A story about a father and son meeting with a dog barking fiercely. The son
said, 'dad, you told me barking dogs don't bite. so we should not be afraid.'
However, the father replied, 'son. You know barking dogs don't bite. I know it
too. But does this particular dog know barking dogs don't bite?' So they walked
carefully away from the animal.
I would do the same. Probably Bill would say that the animal and the barking
are illusion. So we go face it.
--- On Fri, 29/10/10, ED <seacrofter...@yahoo.com> wrote:
From: ED <seacrofter...@yahoo.com>
Subject: Re: [Zen] Zen, Self, I, Me and Mine
Date: Friday, 29 October, 2010, 12:27 AM
--- In Zen_Forum@yahoogroups.com, <billsm...@...> wrote:
> Austin's description below is a pretty good one as far as written
> explanation go – but it is EXTREMELY IMPORTANT that you note that it is ONLY
> A DESCRIPTION.
Austin knows that; I know that; everybody knows that.

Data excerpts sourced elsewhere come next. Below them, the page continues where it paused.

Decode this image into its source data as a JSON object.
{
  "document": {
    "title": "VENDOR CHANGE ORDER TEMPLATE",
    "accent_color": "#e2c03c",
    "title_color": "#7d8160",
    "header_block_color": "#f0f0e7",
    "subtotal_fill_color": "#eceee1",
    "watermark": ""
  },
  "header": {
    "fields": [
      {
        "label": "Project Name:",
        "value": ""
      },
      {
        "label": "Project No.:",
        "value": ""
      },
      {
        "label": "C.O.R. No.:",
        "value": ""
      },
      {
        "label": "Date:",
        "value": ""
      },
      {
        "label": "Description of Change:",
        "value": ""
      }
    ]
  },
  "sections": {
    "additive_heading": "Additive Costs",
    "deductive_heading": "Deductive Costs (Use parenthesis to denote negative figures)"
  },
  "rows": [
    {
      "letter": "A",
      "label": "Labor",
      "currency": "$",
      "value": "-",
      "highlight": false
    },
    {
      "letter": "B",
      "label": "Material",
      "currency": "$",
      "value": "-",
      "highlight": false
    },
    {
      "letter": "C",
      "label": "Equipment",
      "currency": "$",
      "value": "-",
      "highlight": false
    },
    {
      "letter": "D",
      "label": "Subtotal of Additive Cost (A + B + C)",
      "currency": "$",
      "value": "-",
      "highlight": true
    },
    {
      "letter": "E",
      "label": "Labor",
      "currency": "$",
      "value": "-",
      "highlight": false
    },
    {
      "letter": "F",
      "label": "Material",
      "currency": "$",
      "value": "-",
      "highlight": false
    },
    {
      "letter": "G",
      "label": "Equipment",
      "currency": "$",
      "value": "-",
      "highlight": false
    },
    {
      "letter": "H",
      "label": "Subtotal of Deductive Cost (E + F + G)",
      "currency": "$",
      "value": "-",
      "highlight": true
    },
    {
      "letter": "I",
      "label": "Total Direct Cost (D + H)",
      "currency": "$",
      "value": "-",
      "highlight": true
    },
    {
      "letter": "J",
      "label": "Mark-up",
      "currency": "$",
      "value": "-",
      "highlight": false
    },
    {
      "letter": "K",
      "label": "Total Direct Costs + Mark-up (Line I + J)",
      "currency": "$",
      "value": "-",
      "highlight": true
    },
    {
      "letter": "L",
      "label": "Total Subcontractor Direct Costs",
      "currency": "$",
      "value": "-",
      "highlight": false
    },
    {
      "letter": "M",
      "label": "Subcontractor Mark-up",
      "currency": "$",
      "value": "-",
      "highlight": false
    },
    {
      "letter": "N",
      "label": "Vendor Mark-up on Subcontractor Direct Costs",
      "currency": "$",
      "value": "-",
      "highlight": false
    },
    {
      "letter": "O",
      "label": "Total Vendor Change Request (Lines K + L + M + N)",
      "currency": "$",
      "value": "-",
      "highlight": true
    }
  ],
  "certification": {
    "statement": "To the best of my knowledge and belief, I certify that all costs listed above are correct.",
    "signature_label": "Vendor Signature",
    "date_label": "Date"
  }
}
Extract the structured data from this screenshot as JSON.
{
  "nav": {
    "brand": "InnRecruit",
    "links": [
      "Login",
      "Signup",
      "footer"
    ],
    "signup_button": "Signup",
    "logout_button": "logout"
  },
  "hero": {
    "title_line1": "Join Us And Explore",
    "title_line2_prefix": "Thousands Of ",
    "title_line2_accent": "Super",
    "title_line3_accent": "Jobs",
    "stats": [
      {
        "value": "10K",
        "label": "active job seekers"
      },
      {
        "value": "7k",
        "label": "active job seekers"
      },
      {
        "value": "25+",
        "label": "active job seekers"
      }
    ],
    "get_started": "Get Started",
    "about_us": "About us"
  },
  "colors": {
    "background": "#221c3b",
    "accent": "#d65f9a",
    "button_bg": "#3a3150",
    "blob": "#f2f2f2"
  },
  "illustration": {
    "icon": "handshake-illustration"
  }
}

> It's the same difference as eating a delicious meal and just
> looking at a menu or at the recipes.
> This is not a criticism of Austin's
> writing ability, it just highlights a fundamental problem of trying to use
> words to describe this experience, ...
I'm sure Austin is aware of that.
> ... and worse yet trying to understand it - put it in a logical framework.
Austin/Mike/I undertand 'understand' differently than you do. No, no logical
framework, but knowing that the phenomenon is natural affirms our faith in zen.
> Because it is a description after-the-fact and a description using words and
> concepts it is necessarily dualistic and logical. In short, Austin is
> trying to communicate an alogical experience using logical terms.
Not logical terms, but verbal descriptions of an ineffable experience, which
for some function as fingers pointing to the moon.
> For example when he says that in the experience the "entire view acquires
> three qualities: Absolute Reality, Intrinsic Rightness, Ultimate Reflection"
> he is speaking after-the-fact. He is speaking using his rational mind, the
> very thing that was absent when he had this experience he is now trying to
> When this experience manifested there was no "Absolute Reality,
> Intrinsic Rightness, Ultimate Reflection" , there was only `Mu', only `The
> Oak Tree in the Garden', only `A dried Shit-stick', only a single finger
> being raised, or as I say `Just THIS!'.
Yes, and still, I and possibly Mike and others find it useful in affirming our
faith in zen.
> Austin is absolutely wrong when he claims "that there is little conflict
> between Zen Buddhism and scientific rigor." An experience of this sort in
> which the - discriminating mind disappears - and `scientific rigor' - which
> is completely based on logic and the rational mind - are as about as
> complete opposites as there can be.
You are right, Austin is right, Mike is right - to our own selves. And, I do
not perceive any fundamental differences in our understandings of zen.